How To Improve Your Soil By Adding Lime – Rain steadily washes lime out of your soil at an average rate of ½ oz per sq. yd. Slowly the land becomes more sour, and neither humus-makers nor the majority of fertilizers are of any help in correcting this condition. The answer is to apply lime – the oldest and still the best soil conditioner.
– Lime neutralizes sourness. Very few garden plants grow well under acid (sour) conditions.
– Lime brings life into your soil. When soils are sour, beneficial bacteria and earthworms tend to die out. Lime helps them to flourish.
– Lime breaks up heavy clay soil. Lime binds the tiny clay particles together into ‘crumbs’ and so makes heavy soils easier to work, warmer, and better draining. You can prove for yourself this property of lime. Add a teaspoonful of clayey soil to a glass of water and stir until it is all in suspension. When you stop stirring, the liquid will remain muddy because the minute particles of clay are not heavy enough to fall to the bottom of the glass. Not stir in a ¼-teaspoonful of hydrated lime. The clay particles group together into clearly visible soil crumbs, which quickly sink to the bottom of the tumbler.
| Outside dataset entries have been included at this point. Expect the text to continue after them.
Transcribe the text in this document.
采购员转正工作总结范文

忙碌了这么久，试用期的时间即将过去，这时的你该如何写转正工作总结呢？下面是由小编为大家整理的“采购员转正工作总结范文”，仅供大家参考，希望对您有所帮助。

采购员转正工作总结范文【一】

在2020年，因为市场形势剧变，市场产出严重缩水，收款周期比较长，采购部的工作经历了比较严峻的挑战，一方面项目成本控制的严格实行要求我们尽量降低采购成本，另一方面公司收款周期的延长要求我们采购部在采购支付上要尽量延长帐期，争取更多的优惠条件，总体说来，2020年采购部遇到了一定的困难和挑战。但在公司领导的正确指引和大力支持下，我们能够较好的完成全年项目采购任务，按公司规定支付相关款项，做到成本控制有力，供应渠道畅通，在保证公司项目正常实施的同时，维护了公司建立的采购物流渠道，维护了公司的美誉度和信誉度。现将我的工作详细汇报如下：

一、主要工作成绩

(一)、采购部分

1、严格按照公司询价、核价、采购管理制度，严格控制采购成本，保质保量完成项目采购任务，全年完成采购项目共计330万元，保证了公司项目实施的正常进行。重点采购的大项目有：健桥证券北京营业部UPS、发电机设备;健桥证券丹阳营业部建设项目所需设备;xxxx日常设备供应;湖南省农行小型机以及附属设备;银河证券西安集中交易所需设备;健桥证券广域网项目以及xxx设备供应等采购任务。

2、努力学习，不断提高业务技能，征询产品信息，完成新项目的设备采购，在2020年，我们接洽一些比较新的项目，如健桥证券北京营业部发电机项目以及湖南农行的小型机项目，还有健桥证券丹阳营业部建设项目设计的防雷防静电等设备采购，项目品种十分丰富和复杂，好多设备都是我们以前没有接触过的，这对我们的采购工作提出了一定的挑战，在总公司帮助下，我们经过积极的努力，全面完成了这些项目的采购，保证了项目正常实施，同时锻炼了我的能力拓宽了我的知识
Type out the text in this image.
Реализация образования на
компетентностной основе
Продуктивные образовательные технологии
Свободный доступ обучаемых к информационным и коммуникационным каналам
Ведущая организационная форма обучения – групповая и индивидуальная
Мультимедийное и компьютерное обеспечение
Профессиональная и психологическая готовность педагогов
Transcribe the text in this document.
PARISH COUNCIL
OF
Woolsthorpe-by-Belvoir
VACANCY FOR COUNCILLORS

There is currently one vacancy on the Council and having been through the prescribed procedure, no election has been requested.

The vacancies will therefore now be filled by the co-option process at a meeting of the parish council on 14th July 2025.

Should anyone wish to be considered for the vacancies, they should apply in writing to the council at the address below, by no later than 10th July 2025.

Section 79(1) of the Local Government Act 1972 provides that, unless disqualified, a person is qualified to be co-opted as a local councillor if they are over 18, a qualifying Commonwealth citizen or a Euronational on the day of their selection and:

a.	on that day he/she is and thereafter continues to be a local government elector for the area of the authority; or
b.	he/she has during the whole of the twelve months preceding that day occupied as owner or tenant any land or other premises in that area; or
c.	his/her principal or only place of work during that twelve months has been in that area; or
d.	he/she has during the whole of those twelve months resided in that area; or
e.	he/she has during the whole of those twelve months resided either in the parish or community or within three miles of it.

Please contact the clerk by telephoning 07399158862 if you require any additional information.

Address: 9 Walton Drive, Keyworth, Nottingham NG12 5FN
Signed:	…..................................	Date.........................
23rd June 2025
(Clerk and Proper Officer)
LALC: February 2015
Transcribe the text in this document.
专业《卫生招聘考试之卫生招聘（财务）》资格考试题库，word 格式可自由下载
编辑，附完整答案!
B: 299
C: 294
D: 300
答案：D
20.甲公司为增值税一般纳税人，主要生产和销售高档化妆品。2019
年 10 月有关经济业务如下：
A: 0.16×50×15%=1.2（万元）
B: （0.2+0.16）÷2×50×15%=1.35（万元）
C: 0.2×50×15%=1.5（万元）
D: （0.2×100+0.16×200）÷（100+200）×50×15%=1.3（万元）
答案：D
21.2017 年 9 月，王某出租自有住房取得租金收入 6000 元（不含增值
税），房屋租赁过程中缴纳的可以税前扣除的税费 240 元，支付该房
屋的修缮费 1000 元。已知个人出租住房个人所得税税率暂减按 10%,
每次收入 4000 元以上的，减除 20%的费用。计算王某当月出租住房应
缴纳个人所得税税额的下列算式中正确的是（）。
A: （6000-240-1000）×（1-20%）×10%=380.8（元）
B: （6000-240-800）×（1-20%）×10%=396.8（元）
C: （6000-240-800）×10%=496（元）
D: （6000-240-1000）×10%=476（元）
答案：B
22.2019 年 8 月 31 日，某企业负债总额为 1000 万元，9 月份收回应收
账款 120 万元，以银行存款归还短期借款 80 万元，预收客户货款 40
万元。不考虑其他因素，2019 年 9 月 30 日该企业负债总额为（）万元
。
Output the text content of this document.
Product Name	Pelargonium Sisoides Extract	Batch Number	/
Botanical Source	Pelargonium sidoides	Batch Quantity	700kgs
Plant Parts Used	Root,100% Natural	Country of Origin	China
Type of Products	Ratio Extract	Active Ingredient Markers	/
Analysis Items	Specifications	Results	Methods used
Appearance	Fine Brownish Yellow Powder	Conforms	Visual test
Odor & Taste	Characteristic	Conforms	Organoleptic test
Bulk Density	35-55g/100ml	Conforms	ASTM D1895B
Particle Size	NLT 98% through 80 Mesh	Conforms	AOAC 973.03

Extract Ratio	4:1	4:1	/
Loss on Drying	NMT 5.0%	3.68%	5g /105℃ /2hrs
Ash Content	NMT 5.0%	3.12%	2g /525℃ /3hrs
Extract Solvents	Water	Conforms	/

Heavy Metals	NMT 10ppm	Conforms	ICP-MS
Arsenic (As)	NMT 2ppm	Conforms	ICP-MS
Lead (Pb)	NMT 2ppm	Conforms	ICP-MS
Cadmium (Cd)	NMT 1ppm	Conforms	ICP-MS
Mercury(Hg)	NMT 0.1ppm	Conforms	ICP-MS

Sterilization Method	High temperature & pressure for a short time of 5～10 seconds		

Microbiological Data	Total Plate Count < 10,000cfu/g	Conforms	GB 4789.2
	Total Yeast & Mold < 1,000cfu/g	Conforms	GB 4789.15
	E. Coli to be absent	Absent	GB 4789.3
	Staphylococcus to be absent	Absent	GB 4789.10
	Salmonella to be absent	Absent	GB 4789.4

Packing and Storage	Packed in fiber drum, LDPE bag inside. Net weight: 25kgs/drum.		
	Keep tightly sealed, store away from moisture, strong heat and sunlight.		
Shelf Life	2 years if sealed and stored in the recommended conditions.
– Lime is a plant food. Calcium, the main component of lime, is an essential nutrient for all plants.
– Lime makes other plant foods available. Lime acts on humus, setting free the elements needed for healthy plant growth.
– Lime discourages pests. Some soil diseases (club root, for example) are checked by liming. Soil pests such as slugs, leatherjackets and wireworms hate it.
How much to lime?
Your garden can have too much of a good thing. If an excessive amount of lime is used, humus breaks down too quickly and plant leaves turn yellow because of the lock up of iron in the soil. It is easy to avoid overliming by testing your soil and applying these rates.
When to lime?
The best time to add lime to the soil is after digging, in fall. If fall manuring has been carried out, postpone liming until February. Spread the powder evenly over the surface, leaving rain to carry it down into the soil.
Vegetable plot: Lime every 3 years. If you follow a crop rotation, lime the plot which is intended for the cabbage family. Do not lime land which is to be used for potatoes.
Flower garden: Lime every 2 years on sandy soils, and every 3 years on heavy soils and loam.
Remember that lime likes to be alone, so do not mix it with other soil dressings. To avoid the loss of plant foods, lime should not be applied until at least 2–3 months after manuring, and 1 month after fertilizers.
Manures, composts, fertilizers and seeds can safely be added to the soil one month after liming.